深度卷积神经网络和大规模标记图像数据集是近年来语义分割研究的重要进展。然而，为像素分割做数据标记是枯燥和昂贵的。此外，经过训练的模型只能在一组预定义的类别中进行预测。在本文中，我们提出了一种不依赖于类别的分割网络CANet，它对只有少量注释的可用图像的新类别执行小样本分割**（小样本学习属于迁移学习）**。我们的网络由一个两分支密集的比较模块和一个迭代优化模块组成，该模块对支持图像和查询图像进行多层次的特征比较，并对预测结果进行迭代优化。此外，我们在k-shot学习的背景下，引入了一种注意机制去有效地融合多个支持实例的信息。在PASCAL VOC 2012上的实验表明，我们的方法达到单样本分割55.4%， 5样本分割57.1%的平均交并比得分，大大超过了目前最先进方法的14.6%和13.2%。

Introduction

Deep Convolutional Neural Networks have made signiﬁcant breakthroughs in many visual understanding tasks including image classiﬁcation [13, 9, 30], object detection[27,8,26],and semantic segmentation[16,2,20]. One crucial reason is the availability of large-scale datasets such as ImageNet [4] that enable the training of deep models. However, data labeling is expensive, particularly for dense prediction tasks, e.g., semantic segmentation and instance segmentation. In addition to that, after a model is trained, it is very difﬁcult to apply the model to predict new classes. In contrast to machine learning algorithms,humans are able to segment a new concept from the image easily when only seeing a few examples. The gap between humans and machine learning algorithms motivates the study of few-shot learning that aims to learn a model which can be generalized well to new classes with scarce labeled training data.

*深度卷积神经网络在图像分类、目标检测、语义分割等许多视觉理解任务上都取得了重大突破。一个关键的原因是大规模数据集的可用性，比如ImageNet，这些数据集支持对深度模型的培训。然而，数据标记是昂贵的，特别是对于密集的预测任务，如语义分割和实例分割。此外，在对模型进行训练之后，很难将模型应用于新类的预测。与机器学习算法不同的是，人类只看到几个例子就能很容易地从图像中分割出一个新概念。人类和机器学习算法之间的差距激发了对小样本学习的研究，其目的是学习一个模型，可以很好地推广到具有稀缺标记的训练数据的新类别。

In this paper, we undertake the task of few-shot semantic segmentation that only uses a few annotated training images to perform segmentation on new classes. Previous work on this task follows the design of two-branch structure which includes a support branch and a query branch. The support branch aims to extract information from the support set to guide segmentation in the query branch. We also adopt the two-branch design in our framework to solve the few-shot segmentation problem.

在本文中，我们只使用少量带注释的训练图像对新类进行分割，从而实现了小样本的语义分割。在此之前的工作遵循了双分支结构的设计，其中包括一个支持分支和一个查询分支。支持分支旨在从支持集中提取信息，以指导查询分支中的分割。
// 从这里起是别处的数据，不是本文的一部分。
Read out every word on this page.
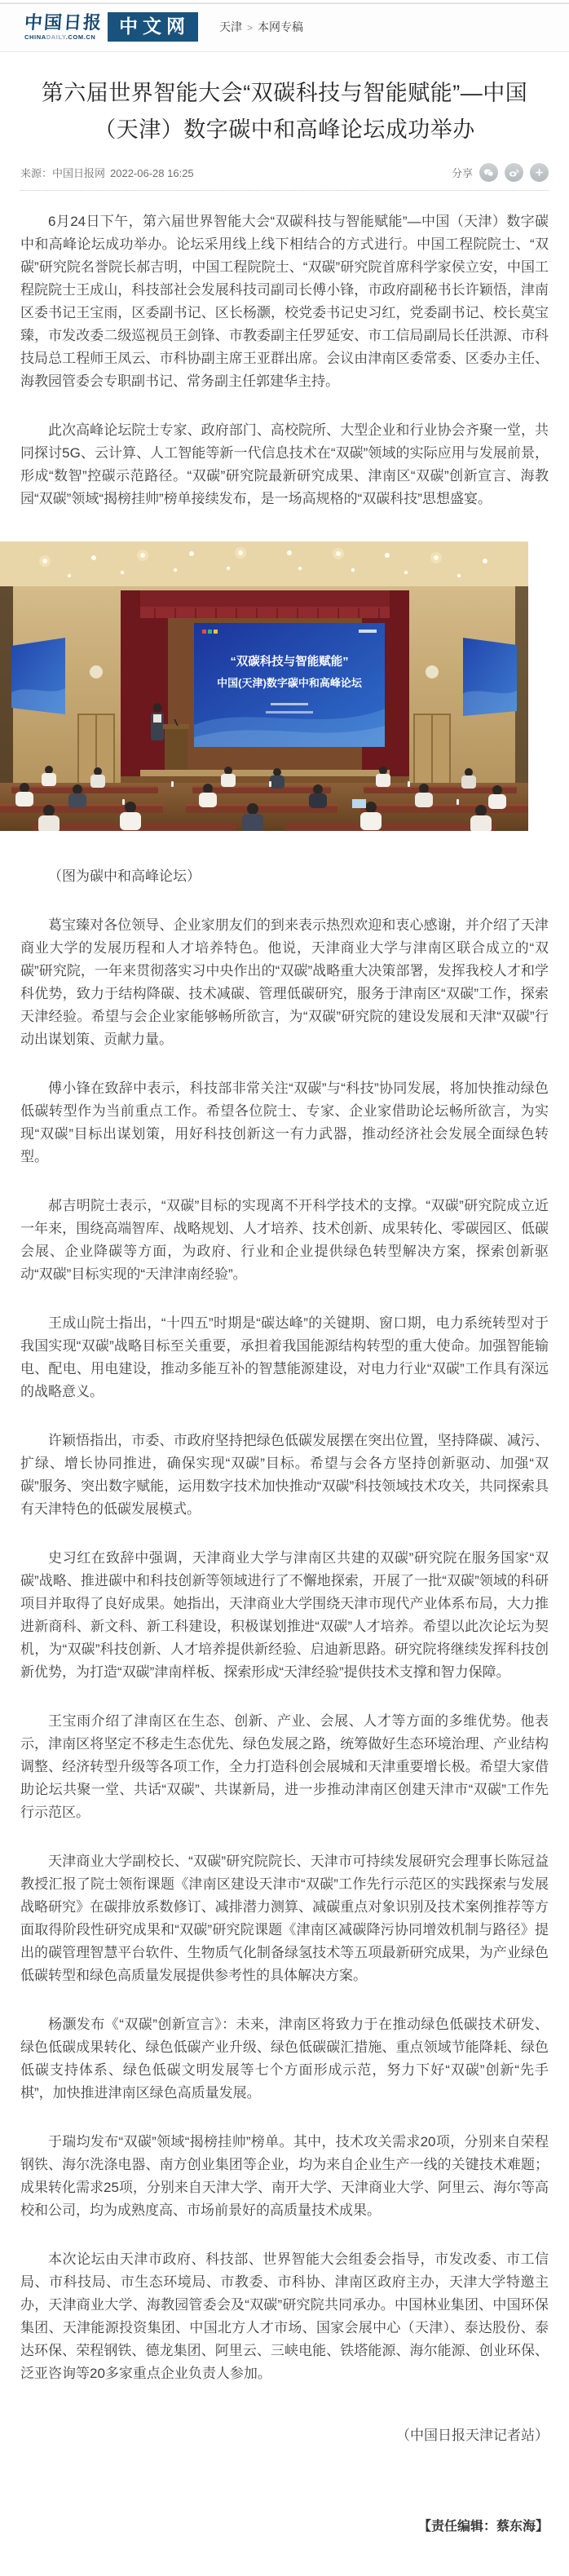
中国日报
CHINADAILY.COM.CN
中文网	天津 > 本网专稿
第六届世界智能大会“双碳科技与智能赋能”—中国（天津）数字碳中和高峰论坛成功举办
来源：中国日报网 2022-06-28 16:25	分享

6月24日下午，第六届世界智能大会“双碳科技与智能赋能”—中国（天津）数字碳中和高峰论坛成功举办。论坛采用线上线下相结合的方式进行。中国工程院院士、“双碳”研究院名誉院长郝吉明，中国工程院院士、“双碳”研究院首席科学家侯立安，中国工程院院士王成山，科技部社会发展科技司副司长傅小锋，市政府副秘书长许颖悟，津南区委书记王宝雨，区委副书记、区长杨灏，校党委书记史习红，党委副书记、校长莫宝臻，市发改委二级巡视员王剑锋、市教委副主任罗延安、市工信局副局长任洪源、市科技局总工程师王凤云、市科协副主席王亚群出席。会议由津南区委常委、区委办主任、海教园管委会专职副书记、常务副主任郭建华主持。

此次高峰论坛院士专家、政府部门、高校院所、大型企业和行业协会齐聚一堂，共同探讨5G、云计算、人工智能等新一代信息技术在“双碳”领域的实际应用与发展前景，形成“数智”控碳示范路径。“双碳”研究院最新研究成果、津南区“双碳”创新宣言、海教园“双碳”领域“揭榜挂帅”榜单接续发布，是一场高规格的“双碳科技”思想盛宴。

“双碳科技与智能赋能”
中国(天津)数字碳中和高峰论坛

（图为碳中和高峰论坛）

葛宝臻对各位领导、企业家朋友们的到来表示热烈欢迎和衷心感谢，并介绍了天津商业大学的发展历程和人才培养特色。他说，天津商业大学与津南区联合成立的“双碳”研究院，一年来贯彻落实习中央作出的“双碳”战略重大决策部署，发挥我校人才和学科优势，致力于结构降碳、技术减碳、管理低碳研究，服务于津南区“双碳”工作，探索天津经验。希望与会企业家能够畅所欲言，为“双碳”研究院的建设发展和天津“双碳”行动出谋划策、贡献力量。

傅小锋在致辞中表示，科技部非常关注“双碳”与“科技”协同发展，将加快推动绿色低碳转型作为当前重点工作。希望各位院士、专家、企业家借助论坛畅所欲言，为实现“双碳”目标出谋划策，用好科技创新这一有力武器，推动经济社会发展全面绿色转型。

郝吉明院士表示，“双碳”目标的实现离不开科学技术的支撑。“双碳”研究院成立近一年来，围绕高端智库、战略规划、人才培养、技术创新、成果转化、零碳园区、低碳会展、企业降碳等方面，为政府、行业和企业提供绿色转型解决方案，探索创新驱动“双碳”目标实现的“天津津南经验”。

王成山院士指出，“十四五”时期是“碳达峰”的关键期、窗口期，电力系统转型对于我国实现“双碳”战略目标至关重要，承担着我国能源结构转型的重大使命。加强智能输电、配电、用电建设，推动多能互补的智慧能源建设，对电力行业“双碳”工作具有深远的战略意义。

许颖悟指出，市委、市政府坚持把绿色低碳发展摆在突出位置，坚持降碳、减污、扩绿、增长协同推进，确保实现“双碳”目标。希望与会各方坚持创新驱动、加强“双碳”服务、突出数字赋能，运用数字技术加快推动“双碳”科技领域技术攻关，共同探索具有天津特色的低碳发展模式。

史习红在致辞中强调，天津商业大学与津南区共建的双碳”研究院在服务国家“双碳”战略、推进碳中和科技创新等领域进行了不懈地探索，开展了一批“双碳”领域的科研项目并取得了良好成果。她指出，天津商业大学围绕天津市现代产业体系布局，大力推进新商科、新文科、新工科建设，积极谋划推进“双碳”人才培养。希望以此次论坛为契机，为“双碳”科技创新、人才培养提供新经验、启迪新思路。研究院将继续发挥科技创新优势，为打造“双碳”津南样板、探索形成“天津经验”提供技术支撑和智力保障。

王宝雨介绍了津南区在生态、创新、产业、会展、人才等方面的多维优势。他表示，津南区将坚定不移走生态优先、绿色发展之路，统筹做好生态环境治理、产业结构调整、经济转型升级等各项工作，全力打造科创会展城和天津重要增长极。希望大家借助论坛共聚一堂、共话“双碳”、共谋新局，进一步推动津南区创建天津市“双碳”工作先行示范区。

天津商业大学副校长、“双碳”研究院院长、天津市可持续发展研究会理事长陈冠益教授汇报了院士领衔课题《津南区建设天津市“双碳”工作先行示范区的实践探索与发展战略研究》在碳排放系数修订、减排潜力测算、减碳重点对象识别及技术案例推荐等方面取得阶段性研究成果和“双碳”研究院课题《津南区减碳降污协同增效机制与路径》提出的碳管理智慧平台软件、生物质气化制备绿氢技术等五项最新研究成果，为产业绿色低碳转型和绿色高质量发展提供参考性的具体解决方案。

杨灏发布《“双碳”创新宣言》：未来，津南区将致力于在推动绿色低碳技术研发、绿色低碳成果转化、绿色低碳产业升级、绿色低碳碳汇措施、重点领域节能降耗、绿色低碳支持体系、绿色低碳文明发展等七个方面形成示范，努力下好“双碳”创新“先手棋”，加快推进津南区绿色高质量发展。

于瑞均发布“双碳”领域“揭榜挂帅”榜单。其中，技术攻关需求20项，分别来自荣程钢铁、海尔洗涤电器、南方创业集团等企业，均为来自企业生产一线的关键技术难题；成果转化需求25项，分别来自天津大学、南开大学、天津商业大学、阿里云、海尔等高校和公司，均为成熟度高、市场前景好的高质量技术成果。

本次论坛由天津市政府、科技部、世界智能大会组委会指导，市发改委、市工信局、市科技局、市生态环境局、市教委、市科协、津南区政府主办，天津大学特邀主办，天津商业大学、海教园管委会及“双碳”研究院共同承办。中国林业集团、中国环保集团、天津能源投资集团、中国北方人才市场、国家会展中心（天津）、泰达股份、泰达环保、荣程钢铁、德龙集团、阿里云、三峡电能、铁塔能源、海尔能源、创业环保、泛亚咨询等20多家重点企业负责人参加。

（中国日报天津记者站）

【责任编辑：蔡东海】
我们还采用了双分支设计的框架来解决少样本分割问题。

*Our network includes a two-branch dense comparison module, in which a shared feature extractor extracts representations from the query set and the support set for comparison. The design of the dense comparison module takes inspiration from metric learning [37, 31] on image classiﬁcation tasks where a distance function evaluates the similarity between images. However,different from image classiﬁcation where each image has a label, image segmentation needs to make predictions on data with structured representation. It is difﬁcult to directly apply metric learning to dense prediction problems. To solve this, one straightforward approach is to make comparisons between all pairs of pixels. However, there are millions of pixels in an image and comparison of all pixel pairs takes enormous computational cost. Instead, we aim to acquire a global representation from the support image for comparison. Global image features prove to be useful in segmentation tasks, which can be easily achieved by global average pooling. Here, to only focus on the assigned category, we use global average pooling over the foreground area to ﬁlter out irrelevant information. Then the global feature is compared with each location in the query branch, which can be seen as a dense form of the metric learning approach. *

我们的网络包括一个双分支密集的比较模块，其中共享的特征提取器从查询集和支持集提取表示，用于比较。密集比较模块的设计灵感来自于对图像分类任务的度量学习，其中距离函数评估图像之间的相似性。然而，与图像分类不同的是，图像分割需要对具有结构化表示的数据进行预测。将度量学习直接应用于稠密预测问题是困难的。要解决这个问题，一种直接的方法是对所有像素对进行比较。然而，一幅图像中有数百万像素，所有像素对的比较需要巨大的计算成本。相反，我们的目标是从支持图像中获取全局表示，以便进行比较。全局图像特征被证明在分割任务中是有用的，可以通过全局均值池化**（主要是用来解决全连接的问题，其主要是是将最后一层的特征图进行整张图的一个均值池化，形成一个特征点，将这些特征点组成最后的特征向量接入softmax中进行计算）**轻松实现。在这里，为了只关注指定的类别，我们在前景区域上使用全局均值池化来过滤不相关的信息。然后将全局特性与查询分支中的每个位置进行比较，这可以看作是度量学习方法的密集形式。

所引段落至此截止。